Législatives 2026 au Bénin: Eugène Azatassou analyse les causes de l’échec des Démocrates
Le parti d’opposition Les Démocrates n’a remporté aucun siège à l’Assemblée nationale à l’issue des élections législatives du 11 janvier 2026. Un revers électoral que Eugène Azatassou, vice-président de la formation politique, a tenté d’expliquer dans une interview accordée à ESAE TV.
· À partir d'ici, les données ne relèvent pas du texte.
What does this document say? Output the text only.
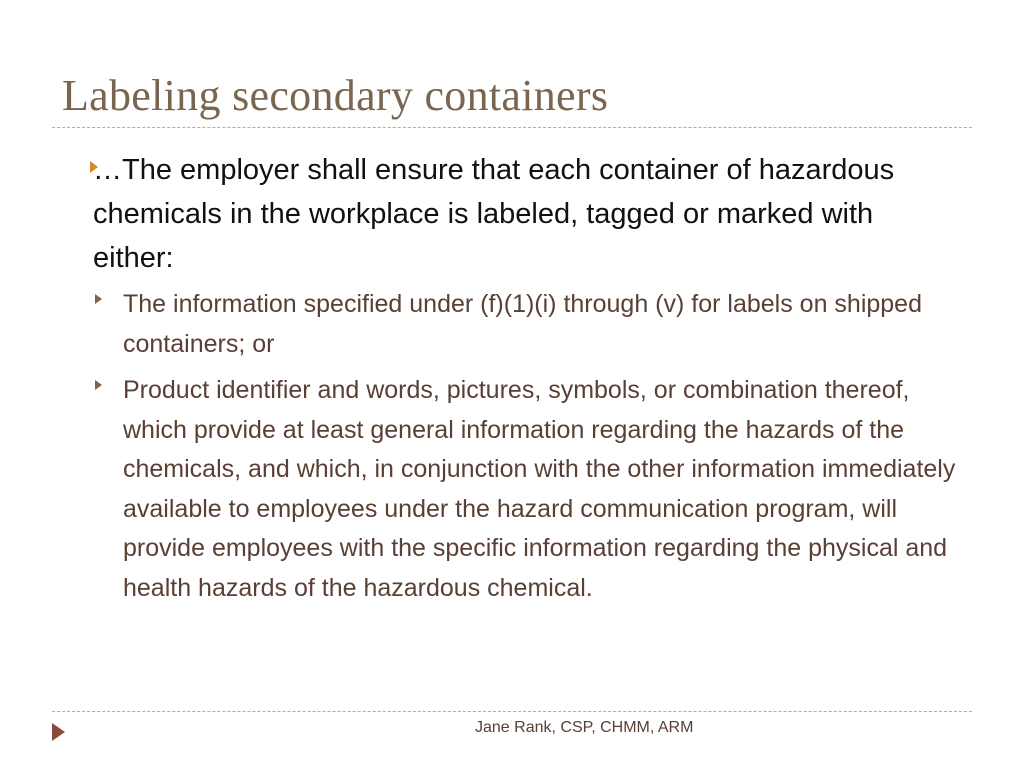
Labeling secondary containers
…The employer shall ensure that each container of hazardous chemicals in the workplace is labeled, tagged or marked with either:
The information specified under (f)(1)(i) through (v) for labels on shipped containers; or
Product identifier and words, pictures, symbols, or combination thereof, which provide at least general information regarding the hazards of the chemicals, and which, in conjunction with the other information immediately available to employees under the hazard communication program, will provide employees with the specific information regarding the physical and health hazards of the hazardous chemical.
Jane Rank, CSP, CHMM, ARM
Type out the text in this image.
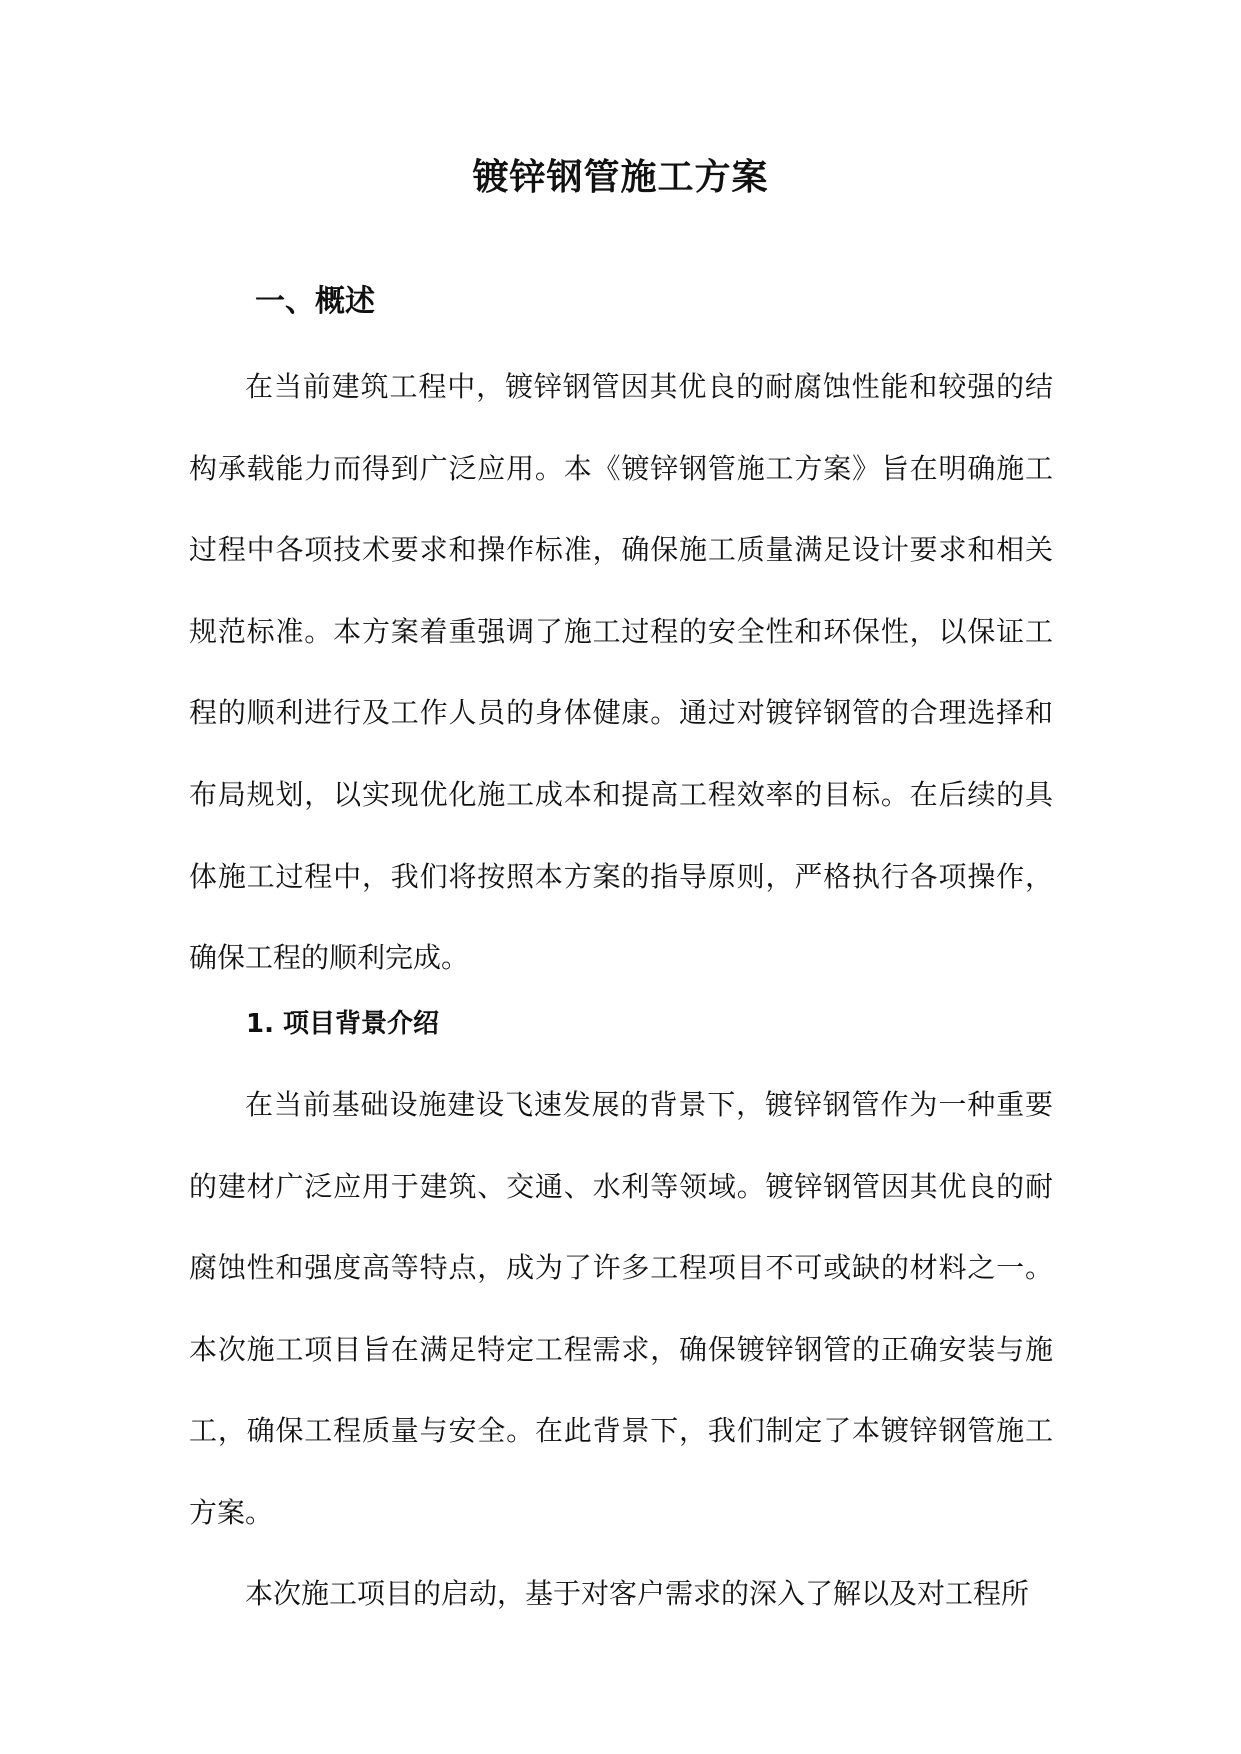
镀锌钢管施工方案
一、概述

在当前建筑工程中，镀锌钢管因其优良的耐腐蚀性能和较强的结构承载能力而得到广泛应用。本《镀锌钢管施工方案》旨在明确施工过程中各项技术要求和操作标准，确保施工质量满足设计要求和相关规范标准。本方案着重强调了施工过程的安全性和环保性，以保证工程的顺利进行及工作人员的身体健康。通过对镀锌钢管的合理选择和布局规划，以实现优化施工成本和提高工程效率的目标。在后续的具体施工过程中，我们将按照本方案的指导原则，严格执行各项操作，确保工程的顺利完成。

1. 项目背景介绍

在当前基础设施建设飞速发展的背景下，镀锌钢管作为一种重要的建材广泛应用于建筑、交通、水利等领域。镀锌钢管因其优良的耐腐蚀性和强度高等特点，成为了许多工程项目不可或缺的材料之一。本次施工项目旨在满足特定工程需求，确保镀锌钢管的正确安装与施工，确保工程质量与安全。在此背景下，我们制定了本镀锌钢管施工方案。

本次施工项目的启动，基于对客户需求的深入了解以及对工程所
Selon les résultats définitifs proclamés par la Cour constitutionnelle, Les Démocrates ont obtenu environ 16 % des suffrages valablement exprimés au plan national. Un score insuffisant pour franchir le seuil légal de 20 % requis dans chacune des circonscriptions électorales pour accéder à la répartition des sièges parlementaires.
Pour Eugène Azatassou, cet échec s’explique d’abord par des insuffisances internes. Il reconnaît que le parti n’a pas accompli tout le travail nécessaire pour convaincre l’électorat et regrette l’absence d’une véritable dynamique unitaire de l’opposition, qui aurait permis de mutualiser les forces et d’éviter la dispersion des voix.
Le vice-président des Démocrates pointe également des difficultés rencontrées sur le terrain durant la campagne. Il évoque des rassemblements empêchés ou perturbés sous divers prétextes administratifs ou sécuritaires, ce qui aurait, selon lui, réduit la capacité de mobilisation et la visibilité du parti dans plusieurs localités.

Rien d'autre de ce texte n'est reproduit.